Ende grabs the reader’s attention from page one with a backwards phrase. Before a reader even begins reading the story, he or she is trying to discover what the backwards line says, usually taking the book to a mirror rather than continuing to read the first full paragraph (where it states what the line says). This short introduction is both fun and intriguing for the reader and makes the reader want to read more. Shortly after, readers both young and old are introduced to a very realistic character: an awkward ten year old boy who is bullied for being shy and overweight. His only escape from the cruel gibes of his peers is in books, a common trait for those who have been the victim of bullying. For younger readers, Bastian could be a character many relate to while for older readers, Bastian could be a character they once were in grade school. The reality of this character is gripping, for instead of a character the readers wish they could be, they are introduced to a character that they may already be or were in the past.

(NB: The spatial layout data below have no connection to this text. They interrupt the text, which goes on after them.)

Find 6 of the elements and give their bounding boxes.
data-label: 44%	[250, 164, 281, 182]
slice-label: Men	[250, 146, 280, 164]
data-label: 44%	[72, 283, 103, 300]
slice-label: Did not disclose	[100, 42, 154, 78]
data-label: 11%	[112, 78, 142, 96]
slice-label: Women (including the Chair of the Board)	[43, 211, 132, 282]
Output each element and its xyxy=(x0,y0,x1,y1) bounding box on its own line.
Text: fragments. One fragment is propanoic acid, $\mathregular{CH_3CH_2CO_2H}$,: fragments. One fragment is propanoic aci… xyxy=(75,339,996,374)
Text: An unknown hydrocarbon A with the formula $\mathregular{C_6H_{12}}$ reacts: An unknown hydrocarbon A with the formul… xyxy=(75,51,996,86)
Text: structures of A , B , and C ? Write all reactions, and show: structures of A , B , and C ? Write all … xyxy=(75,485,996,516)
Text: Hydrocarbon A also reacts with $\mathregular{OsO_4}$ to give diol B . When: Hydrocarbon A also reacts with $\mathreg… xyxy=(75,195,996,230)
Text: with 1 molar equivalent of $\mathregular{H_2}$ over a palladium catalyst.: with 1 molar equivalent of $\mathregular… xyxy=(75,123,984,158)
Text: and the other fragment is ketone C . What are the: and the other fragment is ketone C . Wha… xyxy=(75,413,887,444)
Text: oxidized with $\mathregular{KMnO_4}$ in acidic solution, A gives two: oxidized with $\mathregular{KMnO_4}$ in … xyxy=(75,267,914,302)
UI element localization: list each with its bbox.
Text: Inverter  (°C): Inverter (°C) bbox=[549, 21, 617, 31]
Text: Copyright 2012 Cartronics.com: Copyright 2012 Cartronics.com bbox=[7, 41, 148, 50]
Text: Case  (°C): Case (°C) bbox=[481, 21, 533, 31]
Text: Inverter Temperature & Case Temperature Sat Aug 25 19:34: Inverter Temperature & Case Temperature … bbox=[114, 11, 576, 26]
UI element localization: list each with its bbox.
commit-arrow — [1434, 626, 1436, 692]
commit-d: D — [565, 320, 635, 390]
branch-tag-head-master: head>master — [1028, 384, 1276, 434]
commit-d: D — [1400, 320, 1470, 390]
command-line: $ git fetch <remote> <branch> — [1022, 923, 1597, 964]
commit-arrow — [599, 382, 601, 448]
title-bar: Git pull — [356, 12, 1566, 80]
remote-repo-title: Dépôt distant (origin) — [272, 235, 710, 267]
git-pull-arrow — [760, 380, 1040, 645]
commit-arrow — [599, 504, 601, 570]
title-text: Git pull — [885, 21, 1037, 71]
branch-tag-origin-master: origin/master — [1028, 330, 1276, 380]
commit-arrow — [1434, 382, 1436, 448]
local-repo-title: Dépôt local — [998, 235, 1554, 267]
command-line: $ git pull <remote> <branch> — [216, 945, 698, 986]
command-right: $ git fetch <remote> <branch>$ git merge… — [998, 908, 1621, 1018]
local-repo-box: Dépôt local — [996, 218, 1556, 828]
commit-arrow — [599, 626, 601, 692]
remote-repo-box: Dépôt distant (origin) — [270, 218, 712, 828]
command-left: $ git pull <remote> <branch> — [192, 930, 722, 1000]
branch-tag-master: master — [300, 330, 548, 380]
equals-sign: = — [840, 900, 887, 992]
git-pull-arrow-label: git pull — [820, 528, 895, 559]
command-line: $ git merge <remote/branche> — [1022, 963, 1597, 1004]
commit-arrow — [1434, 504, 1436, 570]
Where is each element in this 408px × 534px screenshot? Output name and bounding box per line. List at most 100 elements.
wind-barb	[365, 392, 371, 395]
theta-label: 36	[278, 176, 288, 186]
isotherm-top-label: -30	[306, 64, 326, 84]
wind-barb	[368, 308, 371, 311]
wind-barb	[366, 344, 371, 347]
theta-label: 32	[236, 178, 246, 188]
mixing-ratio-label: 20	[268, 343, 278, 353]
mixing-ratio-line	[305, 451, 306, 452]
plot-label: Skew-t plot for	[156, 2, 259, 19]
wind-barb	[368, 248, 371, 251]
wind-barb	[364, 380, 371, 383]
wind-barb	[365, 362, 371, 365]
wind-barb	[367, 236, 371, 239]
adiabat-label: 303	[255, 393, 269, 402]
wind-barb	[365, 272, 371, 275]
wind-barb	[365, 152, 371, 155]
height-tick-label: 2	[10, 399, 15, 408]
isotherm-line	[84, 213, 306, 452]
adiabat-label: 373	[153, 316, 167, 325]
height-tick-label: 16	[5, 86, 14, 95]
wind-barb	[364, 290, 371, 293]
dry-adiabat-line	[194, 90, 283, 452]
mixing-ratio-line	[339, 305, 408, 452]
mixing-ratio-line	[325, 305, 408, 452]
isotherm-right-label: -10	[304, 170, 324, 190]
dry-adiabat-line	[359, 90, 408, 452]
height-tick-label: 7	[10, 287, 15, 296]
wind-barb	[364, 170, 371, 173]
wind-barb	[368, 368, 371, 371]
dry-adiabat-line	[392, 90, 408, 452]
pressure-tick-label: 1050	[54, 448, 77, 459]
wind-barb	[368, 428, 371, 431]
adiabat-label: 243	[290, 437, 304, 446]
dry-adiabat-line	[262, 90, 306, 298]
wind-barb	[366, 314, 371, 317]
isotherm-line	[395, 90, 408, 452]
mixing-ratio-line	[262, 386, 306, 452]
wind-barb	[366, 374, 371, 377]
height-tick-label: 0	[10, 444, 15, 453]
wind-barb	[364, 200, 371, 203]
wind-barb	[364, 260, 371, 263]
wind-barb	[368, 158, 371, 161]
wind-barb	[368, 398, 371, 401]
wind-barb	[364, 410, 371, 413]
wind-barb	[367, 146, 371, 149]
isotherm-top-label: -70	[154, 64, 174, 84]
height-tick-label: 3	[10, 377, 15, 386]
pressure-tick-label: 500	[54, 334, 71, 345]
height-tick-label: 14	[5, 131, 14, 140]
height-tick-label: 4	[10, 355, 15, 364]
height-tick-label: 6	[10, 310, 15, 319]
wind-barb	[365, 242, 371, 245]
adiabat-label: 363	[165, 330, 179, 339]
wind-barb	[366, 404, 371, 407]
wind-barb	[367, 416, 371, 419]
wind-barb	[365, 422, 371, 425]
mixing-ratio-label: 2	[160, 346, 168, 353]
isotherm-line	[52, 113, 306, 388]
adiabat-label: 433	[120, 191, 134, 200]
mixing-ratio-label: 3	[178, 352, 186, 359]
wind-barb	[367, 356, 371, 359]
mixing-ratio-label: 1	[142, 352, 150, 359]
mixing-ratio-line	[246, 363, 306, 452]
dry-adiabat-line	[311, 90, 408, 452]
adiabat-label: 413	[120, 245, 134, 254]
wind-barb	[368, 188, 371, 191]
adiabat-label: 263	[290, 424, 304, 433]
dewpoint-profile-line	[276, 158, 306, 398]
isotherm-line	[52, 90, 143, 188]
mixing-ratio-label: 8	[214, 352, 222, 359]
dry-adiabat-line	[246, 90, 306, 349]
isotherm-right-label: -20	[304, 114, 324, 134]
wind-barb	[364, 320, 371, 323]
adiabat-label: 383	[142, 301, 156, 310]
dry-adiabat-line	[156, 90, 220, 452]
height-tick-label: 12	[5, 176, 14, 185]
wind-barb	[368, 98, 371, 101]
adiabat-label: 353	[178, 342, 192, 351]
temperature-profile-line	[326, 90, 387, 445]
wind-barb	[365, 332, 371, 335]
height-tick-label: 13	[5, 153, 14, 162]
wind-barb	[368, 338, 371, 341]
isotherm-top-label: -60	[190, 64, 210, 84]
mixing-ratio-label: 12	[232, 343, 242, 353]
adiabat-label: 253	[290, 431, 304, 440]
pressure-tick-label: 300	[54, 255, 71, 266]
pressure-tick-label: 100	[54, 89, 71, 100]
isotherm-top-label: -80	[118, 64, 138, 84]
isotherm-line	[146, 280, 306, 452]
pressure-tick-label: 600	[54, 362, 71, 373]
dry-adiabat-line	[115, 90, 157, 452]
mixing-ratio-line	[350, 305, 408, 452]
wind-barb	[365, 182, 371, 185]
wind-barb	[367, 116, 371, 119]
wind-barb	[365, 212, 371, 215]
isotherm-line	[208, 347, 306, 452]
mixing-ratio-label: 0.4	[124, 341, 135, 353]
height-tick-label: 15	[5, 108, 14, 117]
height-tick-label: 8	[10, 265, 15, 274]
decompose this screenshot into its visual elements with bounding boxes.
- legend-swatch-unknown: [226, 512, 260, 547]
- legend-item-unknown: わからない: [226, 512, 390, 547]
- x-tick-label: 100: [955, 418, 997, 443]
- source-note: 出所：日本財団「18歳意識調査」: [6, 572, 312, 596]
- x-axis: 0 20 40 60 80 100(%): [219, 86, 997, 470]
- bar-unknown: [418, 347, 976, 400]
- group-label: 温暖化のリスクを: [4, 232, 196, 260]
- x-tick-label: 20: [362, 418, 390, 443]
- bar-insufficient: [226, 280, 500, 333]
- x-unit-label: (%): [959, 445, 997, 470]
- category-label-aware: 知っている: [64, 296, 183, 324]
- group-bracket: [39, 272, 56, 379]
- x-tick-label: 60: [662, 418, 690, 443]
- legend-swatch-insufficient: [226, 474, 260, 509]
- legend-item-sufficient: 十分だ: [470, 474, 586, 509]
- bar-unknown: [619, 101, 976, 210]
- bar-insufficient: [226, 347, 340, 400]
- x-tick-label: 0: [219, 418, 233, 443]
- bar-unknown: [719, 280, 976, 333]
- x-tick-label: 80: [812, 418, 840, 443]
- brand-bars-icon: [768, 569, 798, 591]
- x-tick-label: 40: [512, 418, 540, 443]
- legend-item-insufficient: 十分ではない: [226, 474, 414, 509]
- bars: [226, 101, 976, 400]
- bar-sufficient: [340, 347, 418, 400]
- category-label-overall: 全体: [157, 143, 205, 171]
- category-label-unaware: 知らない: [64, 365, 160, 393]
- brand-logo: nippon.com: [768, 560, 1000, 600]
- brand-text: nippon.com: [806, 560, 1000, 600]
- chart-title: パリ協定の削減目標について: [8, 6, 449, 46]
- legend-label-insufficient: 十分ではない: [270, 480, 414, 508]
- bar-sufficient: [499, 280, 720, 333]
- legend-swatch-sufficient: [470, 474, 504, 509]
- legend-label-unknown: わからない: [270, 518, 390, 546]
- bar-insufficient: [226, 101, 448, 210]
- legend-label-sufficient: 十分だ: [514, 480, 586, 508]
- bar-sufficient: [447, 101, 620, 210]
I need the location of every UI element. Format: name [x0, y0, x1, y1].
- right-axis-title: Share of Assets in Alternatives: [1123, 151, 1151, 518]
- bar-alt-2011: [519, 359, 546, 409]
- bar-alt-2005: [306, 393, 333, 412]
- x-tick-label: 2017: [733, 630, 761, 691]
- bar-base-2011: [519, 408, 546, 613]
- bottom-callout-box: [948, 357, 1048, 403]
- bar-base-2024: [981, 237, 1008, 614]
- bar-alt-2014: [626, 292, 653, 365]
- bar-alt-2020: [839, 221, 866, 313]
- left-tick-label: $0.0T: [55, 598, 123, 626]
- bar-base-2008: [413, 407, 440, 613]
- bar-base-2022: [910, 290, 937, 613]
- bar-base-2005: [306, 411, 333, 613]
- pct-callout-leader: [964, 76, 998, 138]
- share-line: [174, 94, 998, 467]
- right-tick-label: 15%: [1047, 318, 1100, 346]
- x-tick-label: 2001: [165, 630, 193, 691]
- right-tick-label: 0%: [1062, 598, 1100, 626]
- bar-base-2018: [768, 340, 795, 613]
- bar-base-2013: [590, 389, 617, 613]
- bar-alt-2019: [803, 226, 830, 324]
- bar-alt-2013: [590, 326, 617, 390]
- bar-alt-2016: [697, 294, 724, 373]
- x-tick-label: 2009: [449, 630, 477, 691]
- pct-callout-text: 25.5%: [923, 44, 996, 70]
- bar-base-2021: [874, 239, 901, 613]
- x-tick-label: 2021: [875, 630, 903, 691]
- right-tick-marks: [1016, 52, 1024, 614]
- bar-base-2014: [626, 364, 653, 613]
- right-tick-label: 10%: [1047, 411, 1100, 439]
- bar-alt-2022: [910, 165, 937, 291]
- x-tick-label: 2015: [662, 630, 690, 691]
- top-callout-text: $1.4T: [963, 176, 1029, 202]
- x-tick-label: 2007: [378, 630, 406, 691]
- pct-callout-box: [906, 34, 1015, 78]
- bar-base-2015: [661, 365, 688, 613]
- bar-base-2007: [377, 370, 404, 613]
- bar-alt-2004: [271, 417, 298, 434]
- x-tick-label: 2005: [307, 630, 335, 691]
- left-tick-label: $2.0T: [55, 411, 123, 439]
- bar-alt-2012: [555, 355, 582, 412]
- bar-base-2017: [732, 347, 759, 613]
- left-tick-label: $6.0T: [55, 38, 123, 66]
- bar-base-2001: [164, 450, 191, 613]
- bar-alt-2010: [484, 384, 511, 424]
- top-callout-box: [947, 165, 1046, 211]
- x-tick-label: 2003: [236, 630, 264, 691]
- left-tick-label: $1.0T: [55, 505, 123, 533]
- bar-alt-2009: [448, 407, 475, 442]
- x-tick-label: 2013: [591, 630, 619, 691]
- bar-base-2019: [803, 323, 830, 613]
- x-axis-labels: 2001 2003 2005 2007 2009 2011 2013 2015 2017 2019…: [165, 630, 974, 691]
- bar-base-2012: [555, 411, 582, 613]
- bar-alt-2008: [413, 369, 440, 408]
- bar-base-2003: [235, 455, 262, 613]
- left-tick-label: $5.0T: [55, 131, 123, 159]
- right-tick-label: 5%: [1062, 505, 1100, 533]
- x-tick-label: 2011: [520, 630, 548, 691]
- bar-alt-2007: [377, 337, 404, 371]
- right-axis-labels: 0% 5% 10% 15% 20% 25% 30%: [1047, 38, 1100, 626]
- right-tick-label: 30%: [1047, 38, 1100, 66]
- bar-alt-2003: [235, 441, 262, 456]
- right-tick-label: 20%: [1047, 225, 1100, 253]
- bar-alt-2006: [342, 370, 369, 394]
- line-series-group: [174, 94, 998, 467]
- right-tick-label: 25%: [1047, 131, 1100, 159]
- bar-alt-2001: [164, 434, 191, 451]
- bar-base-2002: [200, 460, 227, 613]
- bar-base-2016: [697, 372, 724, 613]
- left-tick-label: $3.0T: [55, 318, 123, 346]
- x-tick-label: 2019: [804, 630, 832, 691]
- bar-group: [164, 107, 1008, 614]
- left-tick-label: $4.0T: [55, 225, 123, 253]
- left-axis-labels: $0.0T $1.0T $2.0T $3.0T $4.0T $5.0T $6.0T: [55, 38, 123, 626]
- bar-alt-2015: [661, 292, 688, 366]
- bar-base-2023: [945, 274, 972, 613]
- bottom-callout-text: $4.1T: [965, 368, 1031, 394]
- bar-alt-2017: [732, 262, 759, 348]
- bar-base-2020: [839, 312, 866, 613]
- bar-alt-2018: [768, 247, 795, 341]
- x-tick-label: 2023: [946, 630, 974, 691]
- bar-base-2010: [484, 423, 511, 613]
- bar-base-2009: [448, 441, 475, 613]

On the more unrealistic side, the other characters Ende introduces to the reader are wonderfully creative. Mythological creatures readers have grown up with like unicorns, dragons, and sphinxes are all creatures who dwell in Fantastica; however, Ende created even more creatures to reside in this fantasy land that are beyond anyone’s imagination. Giant rock people who eat rocks and ride equally large stone bicycles. Small dwarf-like creatures that live underground and cry every day because they are so hideous. An oracle that no one ever sees because she is sound and who only ever speaks in rhyme. These are but a mere handful of the many creatures Ende created for his story. Another fun fact about these creatures is whenever Atreyu or Bastian meet these creatures, Ende will go on a side story about the creature, but will always end the story with, “but that is a story for another time.” This line is repeated dozens of times throughout the book’s entirety and it is perhaps one of the greatest lines within the book. The reader never hears these stories and this brilliance on Ende’s part really shows how everything and everyone has a story to tell.

Though this is considered a children’s fairy tale, it is also the perfect example of a “Hero’s Journey” story. The hero’s journey is a set of steps that any hero from any piece of literature, film, etc. endures from before he or she ever becomes a hero to after the final battle. The Neverending Story actually has two heroes: Bastian Balthazar Bux and Atreyu. Atreyu is the young hero of The Neverending Story Bastian is reading and is sent on a journey to find the one who will save Fantastica and Bastian is the young hero chosen from the real world to save Fantastica. Both go on equally grueling journeys, but they aid each other to the end. Before Bastian arrives in Fantastica, he is inspired by Atreyu’s courage when he is feeling low, “’Atreyu wouldn’t give up just because things were getting a little rough. What I’ve started I must finish. I’ve gone too far to turn back. Regardless of what may happen, I have to go forward.’ He felt very lonely, yet there was a kind of pride in his loneliness. He was proud of standing firm in the face of temptation” (Ende 72-73).

The Neverending Story is a rare story readers will not want to reach the ending of. Ende’s creations envelope the readers in a fantastical embrace that they will not want to be released from. Not only is Ende’s story one to be enjoyed, it is one to teach and learn from. The world has many terrible things that plague and haunt people every day: temptation, doubt, lies, fear, pride, longing to be someone other than oneself. These traits along with many others can cause people to lose sight of the good in the world. On Atreyu’s journey to find Bastian, he stumbles across a werewolf that tells him, “’When it comes to controlling human beings there is no better instrument than lies. Because, you see, humans live by beliefs. And beliefs can be manipulated. The power to manipulate beliefs is the only thing that counts’” (Ende 152). But if one can fight manipulation, one will gain the courage and hope it takes to see the good in life and to live the life one is meant to live, to carry on with one’s own never-ending story. Bastian meets a woman towards the end of his adventure named Dame Eyola and she gives him one of the best pieces of advice anyone, young or old, can take away from any book, “’Nothing is lost,’ she said. ‘Everything is transformed’” (Ende 410). If there is a problem, find a solution. If something has been lost, find it. If one wishes to change, change. To live is to change and The Neverending Story may just change how readers view their own lives.